The Big Three don't plan to hold on to their winnings for very long; each company plans to increase the amount they're spending on capital expenditures over the rest of the year, above and beyond the incredible amounts they'd already planned. Data centers are getting harder and harder to build thanks to energy shortages and mounting opposition from local communities, but that's not deterring any plans.
The real question at this point is how much revenue growth can be attributed to real enterprise demand for cloud provider services, as opposed to demand from the frontier model companies for cloud servers to train their models using money given to them by the cloud providers. Real momentum is building behind AI agents, but it's a little too early to tell how that interest is turning into dollars.
The thing about booms is that they tend to go bust, and it's really starting to look like high-end enterprise AI is about to get a lot more expensive.
Countless software developers around the world rely on publicly available packages of code that allow them to move much faster than they could if they had to re-write all that code every time they build a new release, but it's getting rough out there, On the heels of several package-related supply-chain attacks over the last year, a new threat has surfaced that targets developers working with SAP applications.
Several security companies on Wednesday detected the publication of malicious packages that appeared to be SAP-approved code but actually installed malware on the computers of any developers who downloaded and installed those packages, according to Dark Reading. "The campaign leverages a multi-stage payload to harvest developer and CI/CD secrets across GitHub, npm, and major cloud providers, and exfiltrates the data via attacker-controlled GitHub repositories," Google's Wiz said in a blog post.
"The targeted packages sit in normal SAP development workflows," according to Aikido Security, which "makes this campaign small in package count but potentially high impact." The stolen credentials are automatically published to GitHub with the label "A Mini Shai-Hulud has Appeared," suggesting that the attackers spend too much time in Discord but are also probably related to the wave of Shai-Hulud (it's a Dune reference) attacks last year.
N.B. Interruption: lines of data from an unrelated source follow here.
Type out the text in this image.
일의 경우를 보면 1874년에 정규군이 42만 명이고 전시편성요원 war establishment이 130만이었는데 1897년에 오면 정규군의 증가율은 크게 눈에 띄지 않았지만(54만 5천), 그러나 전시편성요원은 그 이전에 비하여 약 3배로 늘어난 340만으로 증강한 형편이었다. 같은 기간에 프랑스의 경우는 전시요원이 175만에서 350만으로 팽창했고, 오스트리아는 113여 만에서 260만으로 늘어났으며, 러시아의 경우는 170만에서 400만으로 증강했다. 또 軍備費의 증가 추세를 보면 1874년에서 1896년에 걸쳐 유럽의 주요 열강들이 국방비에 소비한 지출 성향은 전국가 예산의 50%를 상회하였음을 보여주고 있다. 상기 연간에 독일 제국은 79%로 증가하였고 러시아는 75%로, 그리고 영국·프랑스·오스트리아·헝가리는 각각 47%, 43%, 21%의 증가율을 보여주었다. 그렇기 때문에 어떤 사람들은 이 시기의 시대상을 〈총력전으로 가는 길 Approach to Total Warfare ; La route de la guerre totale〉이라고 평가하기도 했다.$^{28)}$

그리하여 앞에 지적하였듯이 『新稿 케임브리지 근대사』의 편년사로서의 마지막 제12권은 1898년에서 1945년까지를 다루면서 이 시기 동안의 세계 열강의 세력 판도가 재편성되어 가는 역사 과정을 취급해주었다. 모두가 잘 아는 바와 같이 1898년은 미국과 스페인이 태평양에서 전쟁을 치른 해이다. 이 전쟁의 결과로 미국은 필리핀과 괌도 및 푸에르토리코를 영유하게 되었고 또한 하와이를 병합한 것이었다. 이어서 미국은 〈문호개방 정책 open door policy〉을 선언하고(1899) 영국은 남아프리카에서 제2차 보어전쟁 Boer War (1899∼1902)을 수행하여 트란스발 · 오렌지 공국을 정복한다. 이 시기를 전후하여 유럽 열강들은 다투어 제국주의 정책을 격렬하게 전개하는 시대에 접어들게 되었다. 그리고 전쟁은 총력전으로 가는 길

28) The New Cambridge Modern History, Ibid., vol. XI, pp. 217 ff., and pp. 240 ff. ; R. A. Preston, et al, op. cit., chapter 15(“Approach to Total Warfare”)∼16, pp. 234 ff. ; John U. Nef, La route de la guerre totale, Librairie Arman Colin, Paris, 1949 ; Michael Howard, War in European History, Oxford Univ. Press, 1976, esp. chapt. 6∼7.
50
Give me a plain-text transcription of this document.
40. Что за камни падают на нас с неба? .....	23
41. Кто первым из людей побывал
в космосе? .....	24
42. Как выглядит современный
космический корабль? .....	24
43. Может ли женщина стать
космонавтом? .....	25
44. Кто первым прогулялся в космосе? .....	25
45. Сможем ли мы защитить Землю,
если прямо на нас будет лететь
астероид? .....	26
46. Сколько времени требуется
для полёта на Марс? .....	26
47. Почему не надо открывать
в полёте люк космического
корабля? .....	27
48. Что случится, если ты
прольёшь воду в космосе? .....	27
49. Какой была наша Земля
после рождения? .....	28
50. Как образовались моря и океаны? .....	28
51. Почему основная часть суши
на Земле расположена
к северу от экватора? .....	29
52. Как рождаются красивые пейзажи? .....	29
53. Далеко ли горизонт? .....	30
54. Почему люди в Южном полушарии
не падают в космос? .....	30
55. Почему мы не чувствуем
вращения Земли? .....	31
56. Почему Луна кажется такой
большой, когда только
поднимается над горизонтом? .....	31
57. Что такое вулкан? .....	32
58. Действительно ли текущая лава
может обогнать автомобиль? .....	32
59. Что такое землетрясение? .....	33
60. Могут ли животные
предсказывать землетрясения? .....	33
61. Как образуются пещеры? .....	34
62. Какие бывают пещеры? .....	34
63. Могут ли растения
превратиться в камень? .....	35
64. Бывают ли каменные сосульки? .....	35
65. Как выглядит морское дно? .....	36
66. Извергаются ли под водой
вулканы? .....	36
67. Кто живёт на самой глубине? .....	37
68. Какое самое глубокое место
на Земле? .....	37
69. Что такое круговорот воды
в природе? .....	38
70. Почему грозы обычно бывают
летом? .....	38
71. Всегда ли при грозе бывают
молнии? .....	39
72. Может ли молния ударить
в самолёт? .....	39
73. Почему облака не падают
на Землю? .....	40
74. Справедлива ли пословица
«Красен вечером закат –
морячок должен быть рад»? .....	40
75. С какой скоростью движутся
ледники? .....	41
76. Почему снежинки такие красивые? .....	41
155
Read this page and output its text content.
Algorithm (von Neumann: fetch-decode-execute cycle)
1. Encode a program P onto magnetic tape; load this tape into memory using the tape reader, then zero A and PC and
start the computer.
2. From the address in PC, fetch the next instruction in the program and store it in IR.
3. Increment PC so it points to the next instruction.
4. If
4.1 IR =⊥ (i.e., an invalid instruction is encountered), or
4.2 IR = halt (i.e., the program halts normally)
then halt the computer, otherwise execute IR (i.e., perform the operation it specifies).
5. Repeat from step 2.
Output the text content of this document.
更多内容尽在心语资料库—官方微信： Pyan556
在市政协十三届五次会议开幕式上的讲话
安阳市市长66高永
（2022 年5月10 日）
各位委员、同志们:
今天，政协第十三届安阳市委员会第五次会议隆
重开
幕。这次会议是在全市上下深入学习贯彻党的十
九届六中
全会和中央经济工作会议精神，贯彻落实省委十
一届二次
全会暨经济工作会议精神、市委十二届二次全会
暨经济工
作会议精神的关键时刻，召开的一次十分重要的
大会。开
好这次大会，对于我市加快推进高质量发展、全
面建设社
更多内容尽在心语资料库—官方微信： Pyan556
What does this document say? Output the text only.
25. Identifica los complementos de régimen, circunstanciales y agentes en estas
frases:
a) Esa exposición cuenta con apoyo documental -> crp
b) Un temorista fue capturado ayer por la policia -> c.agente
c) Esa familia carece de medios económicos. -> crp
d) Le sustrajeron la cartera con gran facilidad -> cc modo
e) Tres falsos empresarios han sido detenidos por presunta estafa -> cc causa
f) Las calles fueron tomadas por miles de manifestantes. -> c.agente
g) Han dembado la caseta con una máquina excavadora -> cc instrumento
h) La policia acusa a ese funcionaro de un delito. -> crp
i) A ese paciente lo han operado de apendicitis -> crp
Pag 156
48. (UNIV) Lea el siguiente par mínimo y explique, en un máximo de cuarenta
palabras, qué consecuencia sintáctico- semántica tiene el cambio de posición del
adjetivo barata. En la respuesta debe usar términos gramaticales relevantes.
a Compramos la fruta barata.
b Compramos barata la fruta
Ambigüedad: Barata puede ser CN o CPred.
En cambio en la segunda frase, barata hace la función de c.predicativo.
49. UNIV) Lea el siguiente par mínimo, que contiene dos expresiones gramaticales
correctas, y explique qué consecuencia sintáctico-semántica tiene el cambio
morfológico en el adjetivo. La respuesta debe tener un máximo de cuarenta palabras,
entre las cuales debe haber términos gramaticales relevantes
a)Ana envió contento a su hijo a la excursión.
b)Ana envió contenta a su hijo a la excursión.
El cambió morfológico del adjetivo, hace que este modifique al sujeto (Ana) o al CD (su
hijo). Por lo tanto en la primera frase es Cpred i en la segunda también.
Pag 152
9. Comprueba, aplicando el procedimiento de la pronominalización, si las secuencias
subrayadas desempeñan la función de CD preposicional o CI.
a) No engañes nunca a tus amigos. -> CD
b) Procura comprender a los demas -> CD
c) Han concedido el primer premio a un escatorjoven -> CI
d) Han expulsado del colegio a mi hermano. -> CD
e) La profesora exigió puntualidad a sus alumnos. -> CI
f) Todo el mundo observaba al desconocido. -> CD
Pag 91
Jeanclaude Toma is the new CEO of Apricorn, joining the quantum-resistant storage company after tech leadership roles at Apace Systems.
Jeremy Bolton is the new chief commercial officer at OXIO, joining the telecom services provider after more than 20 years at Verizon.
Rashmi Garde is the new chief legal officer at Veeam, joining the backup and recovery service provider after helping Informatica merge with Salesforce.
Tracy Roccasalva is the new chief marketing officer at Hyland, joining the content management company after marketing leadership roles at Informatica and VMware.
Two committees in the U.S. House of Representatives sent letters to Cursor and Airbnb demanding to know more about their use of AI models developed in China, according to Semafor.
Atlassian beat Wall Street expectations and raised guidance for the full year, showing that at least some SaaS companies might still have legs in the AI era.